Nancy: Vamos a unir, en esta última sesión, algunas de las ideas que compartiste. Tiene que ver con el concepto de que los hombres son visuales, y puede que esto no nos sorprenda. Pero hablaremos de algunas de las implicaciones de eso que te sorprendieron a ti mientras hacías la investigación.  

Shaunti: Sí, absolutamente. Una de las cosas de la que me percaté es que había escuchado en consejería prematrimonial, y en muchos otros lugares, que mi esposo era visual. Luego me di cuenta de que yo no sabía qué significaba eso exactamente.

Nancy: Y, ¿qué quiere decir?

Shaunti: Esto es lo que realmente significa y mujeres, agárrense de sus asientos un minuto y tengan una mente abierta mientras hablamos, porque en parte puede ser francamente un poco duro de escuchar.

Nancy: O difícil de creer.

Shaunti: O difícil de creer, exacto. “Los hombres son visuales” significa dos cosas separadas que están relacionadas. Quiere decir que un hombre está cableado o configurado de una manera que él no puede no notar a una mujer con una figura atractiva. Él sencillamente no puede dejar de notarla.

Nancy: Y como dijimos, estás hablando de hombres piadosos—de hombres maduros espiritualmente.

Shaunti: Hombres piadosos, esposos cristianos maravillosos. Sí, todos los hombres. No tiene nada que ver con el pecado. Esta es una tentación inicial. La Biblia dice que Jesús fue tentado en todas formas y no pecó. Esta atracción inicial de no poder no notar a una mujer es un reflejo involuntario. Y por cierto, las Escrituras pueden mostrar esto fácilmente si miras a Job. Dios dijo que Job era el mejor hombre sobre la tierra

Nancy: El más justo.

Shaunti: El más justo en toda la tierra, y este hombre tuvo que decir, “Hice un pacto con mis ojos ¿Cómo podía entonces mirar una virgen? (Job 31:1). Sí, así es. Job tuvo esta lucha, cada hombre tiene esta lucha. Eso es lo primero que significa que “los hombres son visuales”.

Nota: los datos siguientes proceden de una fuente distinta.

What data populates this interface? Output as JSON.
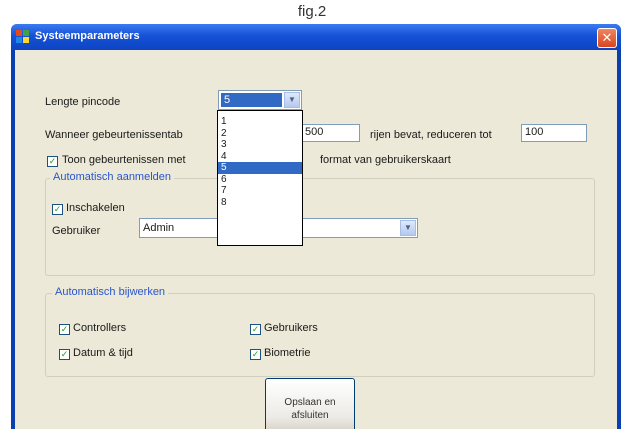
{
  "caption": "fig.2",
  "window": {
    "title": "Systeemparameters"
  },
  "pincode": {
    "label": "Lengte pincode",
    "value": "5"
  },
  "events": {
    "label_prefix": "Wanneer gebeurtenissentab",
    "value1": "500",
    "label_middle": "rijen bevat, reduceren tot",
    "value2": "100"
  },
  "show_events": {
    "label_left": "Toon gebeurtenissen met",
    "label_right": "format van gebruikerskaart",
    "checked": true
  },
  "auto_login": {
    "title": "Automatisch aanmelden",
    "enable_label": "Inschakelen",
    "enable_checked": true,
    "user_label": "Gebruiker",
    "user_value": "Admin"
  },
  "auto_update": {
    "title": "Automatisch bijwerken",
    "items": [
      {
        "label": "Controllers",
        "checked": true
      },
      {
        "label": "Gebruikers",
        "checked": true
      },
      {
        "label": "Datum & tijd",
        "checked": true
      },
      {
        "label": "Biometrie",
        "checked": true
      }
    ]
  },
  "dropdown": {
    "options": [
      "1",
      "2",
      "3",
      "4",
      "5",
      "6",
      "7",
      "8"
    ],
    "selected": "5"
  },
  "save_button": {
    "line1": "Opslaan en",
    "line2": "afsluiten"
  },
  "colors": {
    "title_bar": "#1552d8",
    "selection": "#316ac5",
    "group_title": "#2a55cc",
    "close": "#d8451f"
  }
}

Nancy: Lo cual es muy difícil de entender para nosotras las mujeres porque no estamos configuradas de esa manera.

Shaunti: Así es. Eso fue lo primero, aquí está lo segundo: La imagen de esa mujer que él simplemente no pudo no notar está plasmada en su cerebro y viene a formar parte de lo que mi esposo llama un “rolodex mental” de imágenes que pueden retroceder tanto a sus años de adolescencia y que puede levantarse en su mente en cualquier momento sin previo aviso. Esta imagen simplemente aparece sin aviso y puede asaltarlo básicamente en cualquier momento del día.

Leslie: Como los hombres son visuales, como hemos escuchado —¿Cómo debe afectar eso la forma en que las mujeres se visten en la oficina?

Shaunti: Cuando un hombre mira una mujer que se viste de una forma que atrae atención directa sobre su figura, como el escote, resulta que hay una parte de su cerebro en el tallo cerebral. El tallo cerebral controla funciones como la digestión y respiración. Tú no piensas en esta área del cerebro pero se enciende—por ejemplo, cuando tú no has comido en todo el día y entras a un lugar y ves comida, hay una respuesta biológica automática que ocurre cuando eres atraído a eso.

Luego tu centro de pensamiento entra a funcionar y puedes decidir si es tiempo o no para cenar. Puedo ir a comer, o no, debo esperar porque me voy a juntar con mi esposo para cenar.

Cuando un hombre ve una mujer que se viste de esa manera, como una blusa con cierto escote, su tallo cerebral hace exactamente lo mismo. Él es atraído automáticamente desde sus entrañas a esta imagen. Él automáticamente ve eso muy sexualmente.

Luego su centro de pensamiento entra y piensa, “Hey, espera un momento, detente”. El problema es que él está retirando sus pensamientos de esta respuesta inicial, biológica, automática que ocurre. Él no quiere hacerlo, pero es lo que se requiere para llevar sus pensamientos cautivos, para retirarlos, para mover sus ojos.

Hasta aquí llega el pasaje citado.